Quando relês a mesma linha também sabe bem, mas convém não exagerar. As outras frases ficam roídas de inveja e vêm logo com a conversa de que não gostam de fazer parte dos textos que escrevemos, que são mal pagas e que querem emigrar para artigos e blogues onde são grafadas com dedos besuntados de caviar, como o Abrupto. Em retaliação, eu, director, relembro-lhes que anda por aí um novo acordo ortográfico e se necessário for aplico-o de imediato sem direito a discussão. Assustadiças como são, as palavras engolem as suas próprias palavras e vão pregar para outra freguesia. E foi assim que recentemente assinámos um bonito pato de não agressão, não foi pacto? E começámos todos a falar com elevação e correção e não houve mais nenhuma ação e atividades subversivas contra mim, porque mesmo sem enfardar ostras e cadelinhas também sei ser abruto. Estou a brincar, não se vão embora porque ainda temos muito que contar ao nosso estimado leitor que, a esta hora, já deve estar a um clique de se trasladar para o redtube.
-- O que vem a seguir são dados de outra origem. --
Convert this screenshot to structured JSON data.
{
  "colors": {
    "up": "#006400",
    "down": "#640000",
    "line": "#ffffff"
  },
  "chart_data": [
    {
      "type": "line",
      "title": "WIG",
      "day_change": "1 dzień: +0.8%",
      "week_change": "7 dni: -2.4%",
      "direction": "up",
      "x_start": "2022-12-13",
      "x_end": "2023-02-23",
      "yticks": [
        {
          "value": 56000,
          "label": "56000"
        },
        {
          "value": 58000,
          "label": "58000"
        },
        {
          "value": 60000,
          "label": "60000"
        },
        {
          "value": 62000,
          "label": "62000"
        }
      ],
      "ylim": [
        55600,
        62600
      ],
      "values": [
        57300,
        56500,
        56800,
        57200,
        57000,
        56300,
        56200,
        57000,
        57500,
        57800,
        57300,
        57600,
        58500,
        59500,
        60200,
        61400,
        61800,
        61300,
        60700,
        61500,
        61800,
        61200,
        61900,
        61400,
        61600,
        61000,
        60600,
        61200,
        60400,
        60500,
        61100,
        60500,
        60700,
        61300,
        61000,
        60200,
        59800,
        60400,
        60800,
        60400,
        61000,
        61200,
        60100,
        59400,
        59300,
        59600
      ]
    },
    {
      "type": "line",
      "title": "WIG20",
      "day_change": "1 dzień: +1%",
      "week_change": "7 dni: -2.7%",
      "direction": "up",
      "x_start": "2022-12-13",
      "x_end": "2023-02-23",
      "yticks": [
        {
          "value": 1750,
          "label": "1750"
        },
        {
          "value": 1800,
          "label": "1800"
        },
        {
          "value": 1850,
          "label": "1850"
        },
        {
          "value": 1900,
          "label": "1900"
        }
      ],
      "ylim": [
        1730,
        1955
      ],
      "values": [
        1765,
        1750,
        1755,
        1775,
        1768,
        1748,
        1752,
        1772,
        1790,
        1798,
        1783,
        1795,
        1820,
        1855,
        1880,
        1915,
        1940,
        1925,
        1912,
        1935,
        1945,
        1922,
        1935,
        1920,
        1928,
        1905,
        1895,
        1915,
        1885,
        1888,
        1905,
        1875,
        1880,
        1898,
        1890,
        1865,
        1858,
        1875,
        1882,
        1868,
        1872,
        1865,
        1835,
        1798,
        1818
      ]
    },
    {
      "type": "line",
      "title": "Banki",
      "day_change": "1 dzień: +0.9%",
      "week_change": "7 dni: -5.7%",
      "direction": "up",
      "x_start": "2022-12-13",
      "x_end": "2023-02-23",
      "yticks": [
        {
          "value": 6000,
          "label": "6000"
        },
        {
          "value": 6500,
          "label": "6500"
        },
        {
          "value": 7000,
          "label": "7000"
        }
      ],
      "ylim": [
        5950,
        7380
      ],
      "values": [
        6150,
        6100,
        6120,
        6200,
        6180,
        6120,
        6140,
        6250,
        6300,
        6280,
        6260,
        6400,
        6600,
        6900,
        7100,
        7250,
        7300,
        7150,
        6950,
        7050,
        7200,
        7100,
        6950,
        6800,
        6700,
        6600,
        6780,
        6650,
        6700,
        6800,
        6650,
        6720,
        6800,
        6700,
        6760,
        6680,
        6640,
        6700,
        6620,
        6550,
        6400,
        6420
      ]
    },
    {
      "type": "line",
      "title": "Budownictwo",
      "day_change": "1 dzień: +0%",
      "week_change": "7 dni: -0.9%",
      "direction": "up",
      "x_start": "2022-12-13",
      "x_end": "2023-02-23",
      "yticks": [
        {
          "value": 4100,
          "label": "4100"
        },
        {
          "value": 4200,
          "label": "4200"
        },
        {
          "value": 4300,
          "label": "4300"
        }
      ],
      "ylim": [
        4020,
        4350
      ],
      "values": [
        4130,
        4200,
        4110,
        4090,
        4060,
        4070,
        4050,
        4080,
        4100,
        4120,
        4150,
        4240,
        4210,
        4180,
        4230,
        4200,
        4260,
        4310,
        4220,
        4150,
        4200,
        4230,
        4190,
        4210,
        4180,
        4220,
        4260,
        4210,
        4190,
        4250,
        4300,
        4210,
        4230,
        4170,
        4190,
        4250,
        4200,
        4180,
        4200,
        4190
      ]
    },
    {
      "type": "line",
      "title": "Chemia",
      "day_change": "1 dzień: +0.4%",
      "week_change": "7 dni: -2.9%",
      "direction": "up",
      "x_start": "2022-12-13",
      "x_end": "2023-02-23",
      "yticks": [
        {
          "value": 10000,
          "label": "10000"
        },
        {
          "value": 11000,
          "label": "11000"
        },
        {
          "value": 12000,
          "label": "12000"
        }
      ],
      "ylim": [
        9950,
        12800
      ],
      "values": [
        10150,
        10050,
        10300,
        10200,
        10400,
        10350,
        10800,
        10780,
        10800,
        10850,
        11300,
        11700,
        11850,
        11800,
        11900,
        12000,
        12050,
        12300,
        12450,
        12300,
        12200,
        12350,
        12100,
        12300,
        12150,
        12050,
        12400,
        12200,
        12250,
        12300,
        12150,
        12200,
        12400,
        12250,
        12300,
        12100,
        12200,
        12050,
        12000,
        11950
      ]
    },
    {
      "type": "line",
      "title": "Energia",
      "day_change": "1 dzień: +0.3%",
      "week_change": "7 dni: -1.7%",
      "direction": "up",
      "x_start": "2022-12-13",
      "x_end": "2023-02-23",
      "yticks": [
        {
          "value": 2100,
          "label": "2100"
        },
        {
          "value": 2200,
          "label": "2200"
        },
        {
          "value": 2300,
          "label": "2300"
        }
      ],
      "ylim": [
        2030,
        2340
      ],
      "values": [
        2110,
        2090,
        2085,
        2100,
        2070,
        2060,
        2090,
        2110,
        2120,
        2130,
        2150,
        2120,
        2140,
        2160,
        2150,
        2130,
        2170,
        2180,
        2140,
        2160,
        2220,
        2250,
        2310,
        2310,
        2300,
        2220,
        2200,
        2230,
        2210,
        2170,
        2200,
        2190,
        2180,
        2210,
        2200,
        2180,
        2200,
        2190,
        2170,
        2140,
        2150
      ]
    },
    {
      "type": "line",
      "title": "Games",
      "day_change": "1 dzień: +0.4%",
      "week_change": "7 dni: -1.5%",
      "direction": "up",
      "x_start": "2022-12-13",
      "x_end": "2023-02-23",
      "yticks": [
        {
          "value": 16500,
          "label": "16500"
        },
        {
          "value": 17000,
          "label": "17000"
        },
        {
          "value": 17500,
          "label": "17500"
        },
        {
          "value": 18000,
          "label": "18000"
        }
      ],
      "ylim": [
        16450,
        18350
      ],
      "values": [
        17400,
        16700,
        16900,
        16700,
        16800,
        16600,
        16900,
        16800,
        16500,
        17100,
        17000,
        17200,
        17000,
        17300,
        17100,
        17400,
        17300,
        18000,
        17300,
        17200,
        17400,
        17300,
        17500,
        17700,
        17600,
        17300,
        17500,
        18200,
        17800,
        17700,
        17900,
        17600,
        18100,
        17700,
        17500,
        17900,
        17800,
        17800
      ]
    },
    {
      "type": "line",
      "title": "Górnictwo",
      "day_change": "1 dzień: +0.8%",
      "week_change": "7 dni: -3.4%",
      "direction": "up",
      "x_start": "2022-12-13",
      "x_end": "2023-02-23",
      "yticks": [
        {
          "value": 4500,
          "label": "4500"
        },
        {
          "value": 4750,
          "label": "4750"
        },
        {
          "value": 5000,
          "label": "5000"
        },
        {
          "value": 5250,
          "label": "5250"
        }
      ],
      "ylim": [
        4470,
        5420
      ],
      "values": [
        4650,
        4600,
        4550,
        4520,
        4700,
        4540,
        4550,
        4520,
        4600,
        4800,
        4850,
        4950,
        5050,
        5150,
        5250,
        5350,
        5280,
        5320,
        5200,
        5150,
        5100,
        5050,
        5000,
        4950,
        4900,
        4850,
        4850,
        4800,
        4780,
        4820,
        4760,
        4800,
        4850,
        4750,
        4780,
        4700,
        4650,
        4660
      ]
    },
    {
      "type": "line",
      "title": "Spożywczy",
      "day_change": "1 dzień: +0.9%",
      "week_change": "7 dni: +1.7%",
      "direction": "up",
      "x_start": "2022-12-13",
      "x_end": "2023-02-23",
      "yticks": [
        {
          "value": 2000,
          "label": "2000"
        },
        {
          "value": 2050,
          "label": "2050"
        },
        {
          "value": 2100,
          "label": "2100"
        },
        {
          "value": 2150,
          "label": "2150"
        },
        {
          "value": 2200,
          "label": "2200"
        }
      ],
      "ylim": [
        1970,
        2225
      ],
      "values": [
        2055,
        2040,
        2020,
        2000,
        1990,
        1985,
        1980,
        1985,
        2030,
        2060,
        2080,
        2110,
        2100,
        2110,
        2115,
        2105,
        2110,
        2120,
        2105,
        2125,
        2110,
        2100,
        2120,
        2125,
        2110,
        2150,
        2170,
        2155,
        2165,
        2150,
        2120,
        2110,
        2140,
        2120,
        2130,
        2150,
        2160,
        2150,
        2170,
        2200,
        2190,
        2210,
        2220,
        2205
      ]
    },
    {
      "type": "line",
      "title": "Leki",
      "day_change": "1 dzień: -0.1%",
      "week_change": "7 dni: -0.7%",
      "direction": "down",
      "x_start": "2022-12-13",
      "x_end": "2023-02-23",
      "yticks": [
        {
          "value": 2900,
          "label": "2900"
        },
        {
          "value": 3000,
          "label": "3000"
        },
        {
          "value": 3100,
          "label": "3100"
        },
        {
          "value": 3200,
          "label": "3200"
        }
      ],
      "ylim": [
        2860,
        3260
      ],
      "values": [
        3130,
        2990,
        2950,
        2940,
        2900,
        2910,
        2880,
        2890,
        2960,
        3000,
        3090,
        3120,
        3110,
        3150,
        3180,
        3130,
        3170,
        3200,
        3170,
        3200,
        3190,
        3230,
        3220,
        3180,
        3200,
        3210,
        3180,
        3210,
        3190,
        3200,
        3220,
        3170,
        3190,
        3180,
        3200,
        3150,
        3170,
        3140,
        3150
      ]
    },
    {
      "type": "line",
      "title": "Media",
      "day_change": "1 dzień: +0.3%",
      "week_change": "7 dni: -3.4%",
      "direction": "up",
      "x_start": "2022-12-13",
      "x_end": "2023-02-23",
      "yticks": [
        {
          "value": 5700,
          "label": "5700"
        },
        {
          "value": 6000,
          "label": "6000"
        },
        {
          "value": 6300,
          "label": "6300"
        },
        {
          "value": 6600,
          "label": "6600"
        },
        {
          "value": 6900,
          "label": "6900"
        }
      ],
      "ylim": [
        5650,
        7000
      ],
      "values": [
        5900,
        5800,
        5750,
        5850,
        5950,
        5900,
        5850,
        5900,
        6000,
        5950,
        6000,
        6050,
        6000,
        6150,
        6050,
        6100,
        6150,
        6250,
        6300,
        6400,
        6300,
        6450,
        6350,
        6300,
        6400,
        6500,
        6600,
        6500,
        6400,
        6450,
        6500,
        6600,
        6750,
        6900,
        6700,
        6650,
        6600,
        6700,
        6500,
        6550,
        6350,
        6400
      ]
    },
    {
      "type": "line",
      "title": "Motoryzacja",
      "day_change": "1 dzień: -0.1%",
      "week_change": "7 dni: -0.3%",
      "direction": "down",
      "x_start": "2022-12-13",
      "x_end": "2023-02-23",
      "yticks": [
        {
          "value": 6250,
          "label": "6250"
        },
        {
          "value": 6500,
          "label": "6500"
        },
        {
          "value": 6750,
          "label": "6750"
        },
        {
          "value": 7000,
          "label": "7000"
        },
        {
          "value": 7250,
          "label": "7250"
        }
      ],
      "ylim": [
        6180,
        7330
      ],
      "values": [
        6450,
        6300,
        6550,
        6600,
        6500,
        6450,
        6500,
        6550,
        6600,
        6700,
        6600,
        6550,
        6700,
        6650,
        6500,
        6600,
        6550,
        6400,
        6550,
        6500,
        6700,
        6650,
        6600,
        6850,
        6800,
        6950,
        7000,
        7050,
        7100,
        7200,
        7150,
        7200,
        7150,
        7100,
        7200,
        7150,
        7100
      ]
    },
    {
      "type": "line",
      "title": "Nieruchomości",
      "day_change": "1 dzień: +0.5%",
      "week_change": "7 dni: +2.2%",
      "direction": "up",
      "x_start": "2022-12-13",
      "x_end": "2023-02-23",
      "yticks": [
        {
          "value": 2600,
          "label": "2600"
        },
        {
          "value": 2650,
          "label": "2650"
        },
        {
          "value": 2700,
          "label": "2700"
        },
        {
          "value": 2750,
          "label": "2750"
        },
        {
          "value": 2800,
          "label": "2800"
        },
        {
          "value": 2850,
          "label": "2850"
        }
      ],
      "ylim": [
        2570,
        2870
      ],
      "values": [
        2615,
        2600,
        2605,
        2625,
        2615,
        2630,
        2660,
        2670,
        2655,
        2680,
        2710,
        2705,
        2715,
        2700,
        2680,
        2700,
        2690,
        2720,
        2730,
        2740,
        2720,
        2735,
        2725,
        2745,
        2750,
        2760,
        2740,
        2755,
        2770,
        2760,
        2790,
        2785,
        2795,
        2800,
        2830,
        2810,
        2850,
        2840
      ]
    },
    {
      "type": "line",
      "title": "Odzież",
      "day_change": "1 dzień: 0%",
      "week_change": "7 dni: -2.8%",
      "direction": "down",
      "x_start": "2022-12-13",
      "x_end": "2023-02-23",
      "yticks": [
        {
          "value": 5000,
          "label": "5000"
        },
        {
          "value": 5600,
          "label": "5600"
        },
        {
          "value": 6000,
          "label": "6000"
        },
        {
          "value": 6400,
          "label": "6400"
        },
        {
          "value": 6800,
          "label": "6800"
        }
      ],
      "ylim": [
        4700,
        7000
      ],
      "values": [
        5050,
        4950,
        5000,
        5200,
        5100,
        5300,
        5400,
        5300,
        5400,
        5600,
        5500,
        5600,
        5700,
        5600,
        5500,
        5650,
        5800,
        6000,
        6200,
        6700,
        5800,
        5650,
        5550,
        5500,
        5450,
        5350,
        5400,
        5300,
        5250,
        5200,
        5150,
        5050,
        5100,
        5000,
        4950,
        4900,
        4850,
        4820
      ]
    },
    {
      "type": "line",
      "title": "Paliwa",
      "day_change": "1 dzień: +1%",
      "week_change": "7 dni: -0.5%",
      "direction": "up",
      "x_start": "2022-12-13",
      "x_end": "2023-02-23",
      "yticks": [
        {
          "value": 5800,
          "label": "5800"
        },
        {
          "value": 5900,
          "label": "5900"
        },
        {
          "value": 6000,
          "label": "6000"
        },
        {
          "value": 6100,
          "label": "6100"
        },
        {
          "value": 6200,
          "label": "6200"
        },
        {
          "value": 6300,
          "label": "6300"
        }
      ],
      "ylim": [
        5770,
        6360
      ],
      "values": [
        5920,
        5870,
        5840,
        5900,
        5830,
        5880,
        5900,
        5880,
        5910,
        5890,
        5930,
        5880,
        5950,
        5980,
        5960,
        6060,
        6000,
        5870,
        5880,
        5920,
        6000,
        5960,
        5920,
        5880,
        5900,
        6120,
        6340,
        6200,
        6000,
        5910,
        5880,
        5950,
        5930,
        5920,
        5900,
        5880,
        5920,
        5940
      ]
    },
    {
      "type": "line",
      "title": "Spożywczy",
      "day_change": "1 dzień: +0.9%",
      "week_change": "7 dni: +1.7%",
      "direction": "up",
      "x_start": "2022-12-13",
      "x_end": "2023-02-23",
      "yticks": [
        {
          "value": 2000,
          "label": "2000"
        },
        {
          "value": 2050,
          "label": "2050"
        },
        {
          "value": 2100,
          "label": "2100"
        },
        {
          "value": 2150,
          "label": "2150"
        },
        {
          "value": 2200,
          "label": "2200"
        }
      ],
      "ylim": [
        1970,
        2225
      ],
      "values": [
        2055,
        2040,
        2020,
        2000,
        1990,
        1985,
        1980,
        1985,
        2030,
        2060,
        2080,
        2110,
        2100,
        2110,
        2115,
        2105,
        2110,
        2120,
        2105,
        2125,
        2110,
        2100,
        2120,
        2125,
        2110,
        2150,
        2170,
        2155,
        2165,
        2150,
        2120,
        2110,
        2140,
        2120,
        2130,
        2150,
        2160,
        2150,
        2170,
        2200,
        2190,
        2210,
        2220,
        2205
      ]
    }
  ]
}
É verdade que nos votámos deliberada e conscientemente a um prolongado silêncio, o que de maneira nenhuma deve ser confundido com inacção. Na sombra estivemos a trabalhar para voltarmos a dar vida a esta prístina infusão de ideias, reflexões, mundividências e cidreira, familiarmente chamada blogue dos Nanikos FC. Apenas regressámos agora porque no passado mês de Dezembro a nossa redacção foi contactada por Julian Orange, fundador da organização NanikLeaks, para a publicação de milhares de telegramas confidenciais da embaixada dos Estados Unidos da América (EUA) em Lisboa sobre o nosso muy nobre e estimado clube. O acervo de documentos para análise, ordenação e publicação revelou-se tão vasto e complexo que este jornal teve de pedir ajuda ao matutino O Bombo de Lavacolhos, ao hebdomadário Regadio de Artes, Letras e Ideias e ao noctívago digital Transumância de Notícias.

Foram cerca de quatro meses de aturado trabalho por entre uma floresta cerrada de telegramas e post-its. A nossa tarefa consistiu sobretudo em separar a comunicação despicienda e irrelevante daquela que nos pareceu importante e que, segundo a nossa avaliação, merece ser publicada neste espaço depois da devida correcção das imprecisões de facto e da necessária contextualização. Agora que estou a chegar ao cume deste trabalho homérico (se não mesmo ciclópico e quiçá hercúleo) posso escrever, com a escrita desafogada pela vista que contemplo aqui de cima, que a ingerência da embaixada dos EUA no quotidiano dos Nanikos FC é, sem mácula de dúvida, assustadora. O nível de detalhe das informações que os sucessivos embaixadores americanos obtiveram ao longo dos últimos anos sobre cada um dos elementos do clube, obrigará a direcção a rever a sua estratégia de comunicação para não voltar a ser inconscientemente manipulada pelas teias omniscientes, omnipotentes, omnívoras e omnipresentes do Tio Sam.

A informação que doravante começaremos a publicar foi submetida a regras bastante rígidas. Todos os visados nos telegramas foram previamente contactados para que nenhuma questão de segurança fosse posta em causa: a nossa investigação não pretende fazer perigar a vida de quem quer que seja, mas antes informar e contribuir para o esclarecimento da opinião pública sobre a actividade diplomática da embaixada dos EUA que visou os Nanikos FC.

Estimado leitor, é no seu interesse que publicaremos estes telegramas. Fazêmo-lo com a plena convicção de que o mundo não ficou mais perigoso depois da NanikLeaks, mas mais bem informado.